Edmund is thunderstruck by all of this. For he has come to see that Mary can think only of what course of action will conduce to the highest level of future well-being and never considers what is morally appropriate. She is unable even to comprehend that there might be some right or wrong here, regardless of what would work out for the best.

Well, I am concerned that my own above-linked comments on van der Vossen's treatment of whether Socrates "should" have fled Athens as his friend Crito wished may be construed to reflect a Crawfordian blindness to the question of what action would be right--and not just prudential--for Socrates under the circumstances. For I, too, generally focus on what can be expected to be most beneficial for all parties.

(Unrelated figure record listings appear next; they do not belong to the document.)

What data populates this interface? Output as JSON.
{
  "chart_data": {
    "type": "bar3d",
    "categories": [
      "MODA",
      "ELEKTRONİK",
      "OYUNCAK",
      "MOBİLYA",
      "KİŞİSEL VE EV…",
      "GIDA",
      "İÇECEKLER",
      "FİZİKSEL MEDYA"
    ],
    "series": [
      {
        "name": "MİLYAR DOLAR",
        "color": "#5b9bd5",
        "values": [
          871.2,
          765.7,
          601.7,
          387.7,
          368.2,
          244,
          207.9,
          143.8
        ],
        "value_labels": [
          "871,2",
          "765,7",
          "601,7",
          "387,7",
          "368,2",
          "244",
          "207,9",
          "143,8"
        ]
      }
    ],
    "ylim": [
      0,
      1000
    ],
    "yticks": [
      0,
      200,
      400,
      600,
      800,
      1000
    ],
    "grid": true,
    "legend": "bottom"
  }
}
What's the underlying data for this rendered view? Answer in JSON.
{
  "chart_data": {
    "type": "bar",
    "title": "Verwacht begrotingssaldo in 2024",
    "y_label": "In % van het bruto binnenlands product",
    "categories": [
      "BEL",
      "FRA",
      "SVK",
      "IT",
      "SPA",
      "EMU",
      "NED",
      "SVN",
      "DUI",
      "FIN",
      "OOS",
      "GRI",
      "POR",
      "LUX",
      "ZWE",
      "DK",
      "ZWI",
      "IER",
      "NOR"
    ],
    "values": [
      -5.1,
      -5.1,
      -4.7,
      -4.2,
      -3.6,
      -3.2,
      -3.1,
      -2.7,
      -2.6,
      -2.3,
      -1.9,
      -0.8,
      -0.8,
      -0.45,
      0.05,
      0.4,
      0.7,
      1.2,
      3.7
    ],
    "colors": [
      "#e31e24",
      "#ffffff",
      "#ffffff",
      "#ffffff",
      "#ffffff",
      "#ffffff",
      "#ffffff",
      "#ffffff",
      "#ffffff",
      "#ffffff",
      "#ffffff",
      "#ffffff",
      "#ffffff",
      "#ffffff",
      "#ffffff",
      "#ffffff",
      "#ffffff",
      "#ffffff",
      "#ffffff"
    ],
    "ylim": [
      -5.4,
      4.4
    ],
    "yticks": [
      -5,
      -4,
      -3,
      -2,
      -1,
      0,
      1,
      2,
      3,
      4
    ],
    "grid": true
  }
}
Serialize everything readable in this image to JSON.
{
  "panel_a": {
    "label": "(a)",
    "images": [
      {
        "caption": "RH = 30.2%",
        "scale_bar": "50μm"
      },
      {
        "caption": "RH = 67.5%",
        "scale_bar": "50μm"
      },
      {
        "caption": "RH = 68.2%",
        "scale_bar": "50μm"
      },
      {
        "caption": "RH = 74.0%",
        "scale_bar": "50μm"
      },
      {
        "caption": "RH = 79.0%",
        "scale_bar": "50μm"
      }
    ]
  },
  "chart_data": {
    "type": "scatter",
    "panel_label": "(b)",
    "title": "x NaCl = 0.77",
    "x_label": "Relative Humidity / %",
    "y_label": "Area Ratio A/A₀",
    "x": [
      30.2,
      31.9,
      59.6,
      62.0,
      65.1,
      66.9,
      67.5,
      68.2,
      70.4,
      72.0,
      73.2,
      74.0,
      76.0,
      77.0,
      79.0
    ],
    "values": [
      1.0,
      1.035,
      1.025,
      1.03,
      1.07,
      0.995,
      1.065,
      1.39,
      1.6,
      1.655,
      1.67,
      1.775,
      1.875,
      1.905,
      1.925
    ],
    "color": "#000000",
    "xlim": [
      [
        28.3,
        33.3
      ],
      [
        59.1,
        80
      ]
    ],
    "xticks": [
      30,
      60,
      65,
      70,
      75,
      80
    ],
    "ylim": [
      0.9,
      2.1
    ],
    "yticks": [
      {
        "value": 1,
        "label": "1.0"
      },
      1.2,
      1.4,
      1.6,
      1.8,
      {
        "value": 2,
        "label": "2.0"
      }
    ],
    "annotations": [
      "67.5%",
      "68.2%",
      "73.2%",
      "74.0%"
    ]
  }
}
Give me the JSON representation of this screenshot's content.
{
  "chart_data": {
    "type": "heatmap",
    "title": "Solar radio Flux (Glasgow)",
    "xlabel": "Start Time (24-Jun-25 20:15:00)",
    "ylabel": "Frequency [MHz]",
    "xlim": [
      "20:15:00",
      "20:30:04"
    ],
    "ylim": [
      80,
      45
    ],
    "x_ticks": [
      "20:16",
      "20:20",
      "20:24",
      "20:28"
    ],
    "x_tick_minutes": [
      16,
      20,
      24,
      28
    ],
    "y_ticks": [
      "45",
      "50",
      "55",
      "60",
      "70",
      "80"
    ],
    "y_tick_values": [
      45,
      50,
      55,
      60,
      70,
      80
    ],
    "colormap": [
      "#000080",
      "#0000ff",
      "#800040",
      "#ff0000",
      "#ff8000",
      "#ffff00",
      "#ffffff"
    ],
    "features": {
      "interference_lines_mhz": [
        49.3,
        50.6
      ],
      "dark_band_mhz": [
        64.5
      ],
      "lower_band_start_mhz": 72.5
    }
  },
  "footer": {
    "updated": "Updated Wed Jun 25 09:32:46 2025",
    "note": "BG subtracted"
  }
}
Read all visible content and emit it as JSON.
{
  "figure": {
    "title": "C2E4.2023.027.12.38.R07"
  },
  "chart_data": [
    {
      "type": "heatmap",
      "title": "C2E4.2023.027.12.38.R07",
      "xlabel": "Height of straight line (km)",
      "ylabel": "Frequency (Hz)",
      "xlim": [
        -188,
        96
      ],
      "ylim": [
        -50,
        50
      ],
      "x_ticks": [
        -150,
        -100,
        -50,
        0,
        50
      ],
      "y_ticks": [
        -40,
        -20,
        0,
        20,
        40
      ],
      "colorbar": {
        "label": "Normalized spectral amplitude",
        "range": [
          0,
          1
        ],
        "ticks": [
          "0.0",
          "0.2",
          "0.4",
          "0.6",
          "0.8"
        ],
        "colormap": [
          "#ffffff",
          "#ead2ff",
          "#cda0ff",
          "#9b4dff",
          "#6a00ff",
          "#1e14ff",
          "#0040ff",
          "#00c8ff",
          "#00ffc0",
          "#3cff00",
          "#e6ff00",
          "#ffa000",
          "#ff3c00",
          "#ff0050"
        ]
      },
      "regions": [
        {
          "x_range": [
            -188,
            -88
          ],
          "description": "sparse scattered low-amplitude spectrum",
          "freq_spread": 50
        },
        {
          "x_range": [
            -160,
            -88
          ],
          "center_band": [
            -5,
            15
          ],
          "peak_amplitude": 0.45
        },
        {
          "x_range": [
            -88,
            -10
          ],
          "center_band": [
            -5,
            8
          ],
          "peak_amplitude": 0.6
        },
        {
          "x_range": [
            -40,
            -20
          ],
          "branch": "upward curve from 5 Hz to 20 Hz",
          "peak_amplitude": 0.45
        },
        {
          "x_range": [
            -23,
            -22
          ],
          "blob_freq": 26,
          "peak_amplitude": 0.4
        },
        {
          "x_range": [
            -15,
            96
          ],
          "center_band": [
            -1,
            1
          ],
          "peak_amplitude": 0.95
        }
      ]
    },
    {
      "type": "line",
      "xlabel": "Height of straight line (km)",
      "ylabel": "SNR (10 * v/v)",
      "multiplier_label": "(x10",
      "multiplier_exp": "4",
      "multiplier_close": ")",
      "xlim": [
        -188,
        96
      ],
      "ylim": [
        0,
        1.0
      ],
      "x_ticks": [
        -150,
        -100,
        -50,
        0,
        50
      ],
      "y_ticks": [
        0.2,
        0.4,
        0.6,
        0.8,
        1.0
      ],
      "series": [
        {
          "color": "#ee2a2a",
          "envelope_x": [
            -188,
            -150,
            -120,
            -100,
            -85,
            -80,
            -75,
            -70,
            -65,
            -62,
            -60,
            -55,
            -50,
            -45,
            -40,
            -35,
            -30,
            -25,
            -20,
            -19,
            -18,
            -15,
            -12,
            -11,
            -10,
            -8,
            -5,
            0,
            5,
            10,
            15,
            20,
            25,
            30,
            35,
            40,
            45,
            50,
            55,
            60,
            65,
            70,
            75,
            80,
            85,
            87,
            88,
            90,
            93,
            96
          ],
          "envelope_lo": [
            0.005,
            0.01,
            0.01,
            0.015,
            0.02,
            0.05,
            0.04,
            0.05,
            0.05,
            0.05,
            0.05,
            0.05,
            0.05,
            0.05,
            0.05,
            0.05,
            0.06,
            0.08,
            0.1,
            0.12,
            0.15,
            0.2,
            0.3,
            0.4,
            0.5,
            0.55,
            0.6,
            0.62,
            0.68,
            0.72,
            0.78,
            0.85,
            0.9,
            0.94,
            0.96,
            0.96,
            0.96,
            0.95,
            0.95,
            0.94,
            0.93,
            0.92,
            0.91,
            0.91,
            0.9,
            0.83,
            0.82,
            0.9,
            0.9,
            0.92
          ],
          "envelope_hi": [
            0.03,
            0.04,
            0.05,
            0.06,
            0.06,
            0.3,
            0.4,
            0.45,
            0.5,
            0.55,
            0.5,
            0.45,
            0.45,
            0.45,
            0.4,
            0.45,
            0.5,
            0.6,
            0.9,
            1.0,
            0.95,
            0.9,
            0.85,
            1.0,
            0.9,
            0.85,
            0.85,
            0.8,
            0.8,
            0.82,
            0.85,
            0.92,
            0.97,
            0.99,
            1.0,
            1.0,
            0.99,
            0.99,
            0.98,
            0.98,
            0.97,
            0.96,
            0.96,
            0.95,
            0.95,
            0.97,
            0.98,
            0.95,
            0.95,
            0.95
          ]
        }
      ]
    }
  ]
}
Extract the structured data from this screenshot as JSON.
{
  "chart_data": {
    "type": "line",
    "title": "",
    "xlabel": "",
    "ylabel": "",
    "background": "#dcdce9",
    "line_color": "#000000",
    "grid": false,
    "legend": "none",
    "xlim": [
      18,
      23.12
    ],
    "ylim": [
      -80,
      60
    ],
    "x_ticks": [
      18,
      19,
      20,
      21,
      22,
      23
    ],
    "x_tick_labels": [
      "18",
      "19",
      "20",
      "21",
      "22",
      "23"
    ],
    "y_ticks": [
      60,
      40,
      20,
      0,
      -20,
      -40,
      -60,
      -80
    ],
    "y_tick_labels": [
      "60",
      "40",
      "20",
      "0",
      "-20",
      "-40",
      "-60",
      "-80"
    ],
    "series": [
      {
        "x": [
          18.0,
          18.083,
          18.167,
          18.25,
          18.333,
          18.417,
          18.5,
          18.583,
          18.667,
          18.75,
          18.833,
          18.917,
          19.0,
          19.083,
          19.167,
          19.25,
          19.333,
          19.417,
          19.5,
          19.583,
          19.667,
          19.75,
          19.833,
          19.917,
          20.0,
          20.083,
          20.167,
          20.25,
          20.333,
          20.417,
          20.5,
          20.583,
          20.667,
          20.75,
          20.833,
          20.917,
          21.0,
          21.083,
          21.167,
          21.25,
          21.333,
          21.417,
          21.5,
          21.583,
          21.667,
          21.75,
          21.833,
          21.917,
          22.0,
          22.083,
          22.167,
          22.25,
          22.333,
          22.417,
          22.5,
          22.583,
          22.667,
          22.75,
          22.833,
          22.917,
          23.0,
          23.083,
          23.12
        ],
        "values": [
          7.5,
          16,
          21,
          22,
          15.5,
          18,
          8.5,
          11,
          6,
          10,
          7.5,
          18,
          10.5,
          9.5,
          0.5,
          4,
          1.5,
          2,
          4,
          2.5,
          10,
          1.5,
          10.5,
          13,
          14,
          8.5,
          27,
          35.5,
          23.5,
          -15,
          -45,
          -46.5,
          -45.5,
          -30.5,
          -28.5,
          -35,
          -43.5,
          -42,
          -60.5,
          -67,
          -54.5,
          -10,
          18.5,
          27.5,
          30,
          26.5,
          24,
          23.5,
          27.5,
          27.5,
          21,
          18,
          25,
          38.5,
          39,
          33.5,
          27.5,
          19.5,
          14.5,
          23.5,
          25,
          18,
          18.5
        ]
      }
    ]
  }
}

So I want to stress here that I do not deny the existence of moral truths. Nor am I a relativist--cultural or otherwise--on these matters. I understand the distinction that Austen is highlighting and agree wholeheartedly with her. Furthermore, I believe the distinction she makes is important, and even insist that many self-described moral skeptics are confused on this score.

But I do resemble morality deniers in being doubtful about our ability to know that this or that proposition counts as a moral truth. Because I am unlike Edmund and Fanny in failing to trust to religious foundations for ethics, and because moral claims seem to me to be unlike empirical assertions in having no likely foundation other than "intuitions" and prudential considerations, I am hesitant to place much confidence in any conclusions claimed to emanate from some alleged "moral sense." 

So, unlike Mary Crawford, I don't make prudential values to be either the "be-all" or "end-all" of value theory (and I include aesthetic values in this judgment). But I do think that we often have little else than humble prudential considerations to rely upon. As I have said elsewhere, I am comfortable putting prudential values at the kiddie table, but I have little faith in the pronouncements descending from the fancier place-settings--no matter how loudly and confidently they are declaimed. 


I therefore hope I can be excused for thinking that it's possible that Socrates ought to have given a bit less weight to Austenian arguments here and paid significantly more attention to the pleas of his friend Crito.